If you didn't want to use a wire floor, (small mesh). You could use shavings, however I would put those on top of the newspaper. Another idea would be to use rice hulls. They are used in Australia sometimes not sure if they are available where you are? If using shaving or similar, you would need to put something around the bottom of the cage sides as otherwise they would get blown all over the place when your pigeon flaps it's wings. The advantage of bedding material like shavings is that they absorb moisture and are easy to clean out, the disadvantage is that they can be dusty and make a mess in feed and water containers if these are not raised above them. A lot of people do use wire mesh and metal grate floors as they are very hygienic, however for such a small area, and if your bird has to remain in there a solid bottom to cage may be more comfortable.


----------



## Greek Boy (Apr 12, 2010)

If your going for a cage like the one in the photo get a used parrot cage. It already comes with a steel floor and catch tray. Just add assorted perches with some being of flat type surface. They come in all sizes and shapes, the larger the better. Make sure its sanitized before using. Good luck- Nick.


----------



## Prizm (Jun 28, 2006)

Greek Boy said:


> If your going for a cage like the one in the photo get a used parrot cage. It already comes with a steel floor and catch tray. Just add assorted perches with some being of flat type surface. They come in all sizes and shapes, the larger the better. Make sure its sanitized before using. Good luck- Nick.

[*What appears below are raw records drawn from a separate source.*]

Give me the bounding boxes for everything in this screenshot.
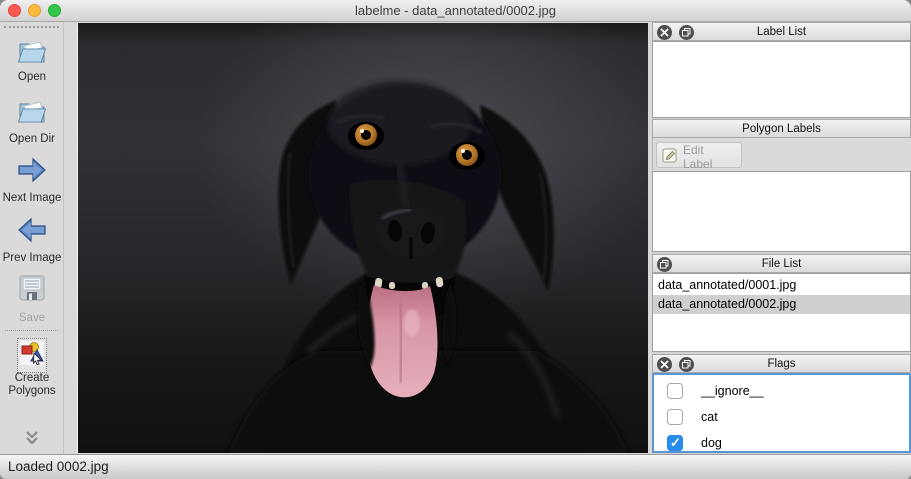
toolbar: Open Open Dir Ne	[0, 22, 64, 454]
floppy-disk-icon	[16, 272, 48, 309]
edit-label-button-text: Edit Label	[683, 143, 712, 171]
flags-list[interactable]: ✓ __ignore__ ✓ cat ✓ dog	[652, 373, 911, 453]
polygon-labels-title: Polygon Labels	[653, 120, 910, 138]
flag-checkbox[interactable]: ✓	[667, 409, 683, 425]
dog-photo	[78, 23, 649, 453]
label-list-header[interactable]: Label List	[652, 22, 911, 41]
label-list-title: Label List	[653, 23, 910, 41]
status-bar: Loaded 0002.jpg	[0, 454, 911, 479]
open-dir-button[interactable]	[0, 96, 64, 131]
flag-item[interactable]: ✓ cat	[654, 405, 909, 431]
status-message: Loaded 0002.jpg	[8, 455, 109, 479]
double-chevron-down-icon	[23, 433, 41, 450]
toolbar-overflow-button[interactable]	[0, 430, 64, 451]
dog-right-eye	[449, 142, 485, 170]
shapes-icon	[20, 341, 44, 370]
create-polygons-button[interactable]	[0, 338, 64, 373]
file-list-title: File List	[653, 255, 910, 273]
image-canvas[interactable]	[77, 23, 648, 453]
arrow-right-icon	[16, 156, 48, 189]
prev-image-button-label: Prev Image	[0, 252, 64, 265]
file-list-item[interactable]: data_annotated/0002.jpg	[653, 295, 910, 314]
open-button-label: Open	[0, 71, 64, 84]
flags-title: Flags	[653, 355, 910, 373]
open-dir-button-label: Open Dir	[0, 133, 64, 146]
open-folder-icon	[16, 36, 48, 71]
flag-checkbox[interactable]: ✓	[667, 435, 683, 451]
edit-label-button[interactable]: Edit Label	[656, 142, 742, 168]
arrow-left-icon	[16, 216, 48, 249]
label-list[interactable]	[652, 41, 911, 118]
flag-item[interactable]: ✓ __ignore__	[654, 379, 909, 405]
toolbar-drag-handle[interactable]	[4, 26, 59, 28]
dock-panels: Label List Polygon Labels Edit Label	[652, 22, 911, 454]
prev-image-button[interactable]	[0, 216, 64, 249]
toolbar-separator	[5, 330, 58, 331]
check-icon: ✓	[670, 435, 681, 451]
title-bar[interactable]: labelme - data_annotated/0002.jpg	[0, 0, 911, 22]
save-button-label: Save	[0, 312, 64, 325]
next-image-button[interactable]	[0, 156, 64, 189]
polygon-labels-toolbar: Edit Label	[652, 138, 911, 171]
flag-label: __ignore__	[701, 379, 764, 405]
open-folder-icon	[16, 96, 48, 131]
dog-left-eye	[348, 122, 384, 150]
flag-label: cat	[701, 405, 718, 431]
create-polygons-button-label: Create Polygons	[0, 372, 64, 398]
window-title: labelme - data_annotated/0002.jpg	[0, 0, 911, 22]
file-list[interactable]: data_annotated/0001.jpg data_annotated/0…	[652, 273, 911, 352]
labelme-window: labelme - data_annotated/0002.jpg Open	[0, 0, 911, 479]
flag-checkbox[interactable]: ✓	[667, 383, 683, 399]
file-list-header[interactable]: File List	[652, 254, 911, 273]
flags-header[interactable]: Flags	[652, 354, 911, 373]
save-button[interactable]	[0, 272, 64, 309]
file-list-item[interactable]: data_annotated/0001.jpg	[653, 276, 910, 295]
polygon-labels-header[interactable]: Polygon Labels	[652, 119, 911, 138]
open-button[interactable]	[0, 36, 64, 71]
polygon-labels-list[interactable]	[652, 171, 911, 252]
next-image-button-label: Next Image	[0, 192, 64, 205]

Thanks for the suggestion, but there is no room for another cage. The main reason I'm looking for kennel cage designs is because I also have a starling living in a large cat display cage (It's basically a wide five foot tall wire kennel with two doors.) The starling only uses the upper portion of the cage, so I was thinking of sectioning off the lower portion for Target (the pigeon). ..It isn't a flight cage, but it would provide a lot of walking room, plenty of room to stretch his wings, and he could hop up onto ledges and perches. Perhaps even more importantly, it would place him back in the living room which is where he enjoys being the most. His cage is in the hallway right now and he is noooot happy about it ^-^


----------



## spirit wings (Mar 29, 2008)

shavings fly all over when they flap their wings. chucks pads or puppy pads would soak up moister..but then so would towels and you can use those over and over again.


----------